Szwedzka tokarka Åsbrink & Co, Typ BS II

Dyskusje dotyczące toczenia, remontów, modernizacji, narzędzi. Tokarki konwencjonalne.
Awatar użytkownika

rc36
Lider FORUM (min. 2000)
Lider FORUM (min. 2000)
Posty w temacie: 24
Posty: 2264
Rejestracja: 11 kwie 2014, 01:25
Lokalizacja: Bliskie okolice Bydgoszczy

Re: Szwedzka tokarka Åsbrink & Co, Typ BS II

#31

Post napisał: rc36 » 12 cze 2019, 00:40

To jak będziesz pstrykał to zrób zdjęcie tych przydasi co są w pudle po bananach.




Autor tematu
szkodnik
Sympatyk forum poziom 1 (min. 40)
Sympatyk forum poziom 1 (min. 40)
Posty w temacie: 45
Posty: 45
Rejestracja: 08 cze 2019, 00:48

Re: Szwedzka tokarka Åsbrink & Co, Typ BS II

#32

Post napisał: szkodnik » 12 cze 2019, 09:26

Jasne, dzis to wszystko dokladniej przejrze.
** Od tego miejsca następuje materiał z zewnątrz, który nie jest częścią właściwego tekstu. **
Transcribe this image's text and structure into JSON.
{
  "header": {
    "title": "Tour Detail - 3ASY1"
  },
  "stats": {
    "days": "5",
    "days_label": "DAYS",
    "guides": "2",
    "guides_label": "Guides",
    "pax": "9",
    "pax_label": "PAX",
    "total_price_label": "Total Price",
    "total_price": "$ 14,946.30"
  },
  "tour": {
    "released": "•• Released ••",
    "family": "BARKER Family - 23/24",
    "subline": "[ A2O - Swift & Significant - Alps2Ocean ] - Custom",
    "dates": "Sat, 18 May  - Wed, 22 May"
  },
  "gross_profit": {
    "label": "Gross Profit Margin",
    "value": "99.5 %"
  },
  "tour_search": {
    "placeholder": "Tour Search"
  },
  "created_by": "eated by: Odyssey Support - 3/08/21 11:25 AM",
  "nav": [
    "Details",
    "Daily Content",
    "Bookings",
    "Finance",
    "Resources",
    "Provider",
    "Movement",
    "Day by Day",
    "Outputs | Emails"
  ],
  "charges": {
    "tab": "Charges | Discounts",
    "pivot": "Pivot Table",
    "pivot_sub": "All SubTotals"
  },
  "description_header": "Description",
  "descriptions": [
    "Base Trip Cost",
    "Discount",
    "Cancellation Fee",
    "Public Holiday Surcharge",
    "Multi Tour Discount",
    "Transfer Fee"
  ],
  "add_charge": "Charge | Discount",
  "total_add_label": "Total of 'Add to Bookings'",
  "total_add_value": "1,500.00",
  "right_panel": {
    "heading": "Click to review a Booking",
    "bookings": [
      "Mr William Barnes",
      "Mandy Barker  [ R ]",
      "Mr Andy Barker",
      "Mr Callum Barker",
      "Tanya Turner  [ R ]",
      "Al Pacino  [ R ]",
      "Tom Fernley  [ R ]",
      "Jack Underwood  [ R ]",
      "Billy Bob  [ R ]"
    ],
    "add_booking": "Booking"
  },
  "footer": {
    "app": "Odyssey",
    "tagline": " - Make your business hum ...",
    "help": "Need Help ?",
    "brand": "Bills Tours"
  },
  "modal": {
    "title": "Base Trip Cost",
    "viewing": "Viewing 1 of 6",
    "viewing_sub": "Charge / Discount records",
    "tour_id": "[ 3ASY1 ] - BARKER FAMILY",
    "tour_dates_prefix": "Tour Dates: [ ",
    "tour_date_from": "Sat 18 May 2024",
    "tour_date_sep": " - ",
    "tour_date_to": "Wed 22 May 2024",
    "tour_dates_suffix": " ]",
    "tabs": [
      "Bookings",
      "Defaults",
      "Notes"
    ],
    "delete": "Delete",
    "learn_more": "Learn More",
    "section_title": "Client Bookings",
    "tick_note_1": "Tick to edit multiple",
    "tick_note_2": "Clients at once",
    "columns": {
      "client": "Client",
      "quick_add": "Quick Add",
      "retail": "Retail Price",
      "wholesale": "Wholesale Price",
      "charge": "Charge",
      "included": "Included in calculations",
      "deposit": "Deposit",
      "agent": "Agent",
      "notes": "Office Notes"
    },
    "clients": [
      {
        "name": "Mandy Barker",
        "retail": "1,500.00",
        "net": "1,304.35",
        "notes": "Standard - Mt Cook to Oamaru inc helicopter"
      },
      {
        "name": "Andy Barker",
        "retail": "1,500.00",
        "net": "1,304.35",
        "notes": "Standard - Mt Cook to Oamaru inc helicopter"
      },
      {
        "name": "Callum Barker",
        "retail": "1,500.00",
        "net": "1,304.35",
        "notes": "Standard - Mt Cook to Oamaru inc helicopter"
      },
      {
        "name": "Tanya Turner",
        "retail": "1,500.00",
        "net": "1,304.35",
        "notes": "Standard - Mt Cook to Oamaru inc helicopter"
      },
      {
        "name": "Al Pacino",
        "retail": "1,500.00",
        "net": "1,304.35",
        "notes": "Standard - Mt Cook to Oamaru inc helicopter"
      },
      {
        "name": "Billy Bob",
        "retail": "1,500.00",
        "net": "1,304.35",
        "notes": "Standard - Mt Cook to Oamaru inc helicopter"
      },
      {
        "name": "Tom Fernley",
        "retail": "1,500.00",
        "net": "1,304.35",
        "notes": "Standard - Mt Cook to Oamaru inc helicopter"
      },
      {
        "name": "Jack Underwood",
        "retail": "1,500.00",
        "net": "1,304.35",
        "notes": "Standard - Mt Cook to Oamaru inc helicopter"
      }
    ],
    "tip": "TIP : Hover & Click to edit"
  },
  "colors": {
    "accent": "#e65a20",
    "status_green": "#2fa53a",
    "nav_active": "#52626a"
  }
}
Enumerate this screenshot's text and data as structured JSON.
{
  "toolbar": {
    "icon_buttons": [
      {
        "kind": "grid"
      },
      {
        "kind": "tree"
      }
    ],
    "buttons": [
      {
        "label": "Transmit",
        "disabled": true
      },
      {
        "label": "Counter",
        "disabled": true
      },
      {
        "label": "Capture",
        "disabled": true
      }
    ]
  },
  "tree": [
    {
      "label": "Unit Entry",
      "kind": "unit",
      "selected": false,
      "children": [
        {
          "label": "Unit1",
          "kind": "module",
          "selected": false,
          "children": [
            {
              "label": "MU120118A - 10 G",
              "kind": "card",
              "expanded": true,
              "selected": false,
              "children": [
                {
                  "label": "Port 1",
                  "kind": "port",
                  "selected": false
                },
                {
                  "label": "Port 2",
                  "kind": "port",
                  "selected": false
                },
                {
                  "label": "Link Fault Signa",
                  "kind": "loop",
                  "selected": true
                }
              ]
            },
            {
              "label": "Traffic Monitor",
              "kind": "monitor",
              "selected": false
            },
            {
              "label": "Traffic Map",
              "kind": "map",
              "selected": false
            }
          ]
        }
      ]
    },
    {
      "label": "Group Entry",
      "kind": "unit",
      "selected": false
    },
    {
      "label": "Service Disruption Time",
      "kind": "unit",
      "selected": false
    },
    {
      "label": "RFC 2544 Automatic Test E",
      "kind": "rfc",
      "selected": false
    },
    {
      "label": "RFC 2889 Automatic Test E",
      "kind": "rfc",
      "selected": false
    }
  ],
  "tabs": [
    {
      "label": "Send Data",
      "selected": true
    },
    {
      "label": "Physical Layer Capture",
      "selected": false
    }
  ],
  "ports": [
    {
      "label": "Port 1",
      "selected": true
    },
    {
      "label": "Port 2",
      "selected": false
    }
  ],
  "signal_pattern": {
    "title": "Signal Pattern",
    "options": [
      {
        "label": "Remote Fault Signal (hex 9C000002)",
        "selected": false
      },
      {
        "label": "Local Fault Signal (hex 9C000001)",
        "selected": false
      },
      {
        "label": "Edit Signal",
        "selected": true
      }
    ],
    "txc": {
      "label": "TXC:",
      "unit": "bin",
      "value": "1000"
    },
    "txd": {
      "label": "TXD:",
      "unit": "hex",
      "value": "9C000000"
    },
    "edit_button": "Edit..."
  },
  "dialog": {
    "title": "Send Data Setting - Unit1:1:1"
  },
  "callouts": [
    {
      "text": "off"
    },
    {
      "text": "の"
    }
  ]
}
Wlasnie dokupilem do tej tokarki kiel obrotowy 8811 mk2 z Bisona.
Mam nadzieje, ze uda mi sie ja jakos przywrocic do zycia...


Autor tematu
szkodnik
Sympatyk forum poziom 1 (min. 40)
Sympatyk forum poziom 1 (min. 40)
Posty w temacie: 45
Posty: 45
Rejestracja: 08 cze 2019, 00:48

Re: Szwedzka tokarka Åsbrink & Co, Typ BS II

#33

Post napisał: szkodnik » 12 cze 2019, 21:36

No i zerknalem do kartonu.

Okazuje sie, ze szczeki prawe sa i to do obu uchwytow.
Kol zmianowych bylo w komplecie fabrycznym 24 sztuki ale ja otrzymalem jedynie 12.
Do tego troche drobnicy, oslona na kolo pasowe, jakis uchwyt wiertarski, kiel obrotowy, klucze i troche smieci.
Do tego wrzeciono ale to nie jest chyba wrzeciono z tej tokarki?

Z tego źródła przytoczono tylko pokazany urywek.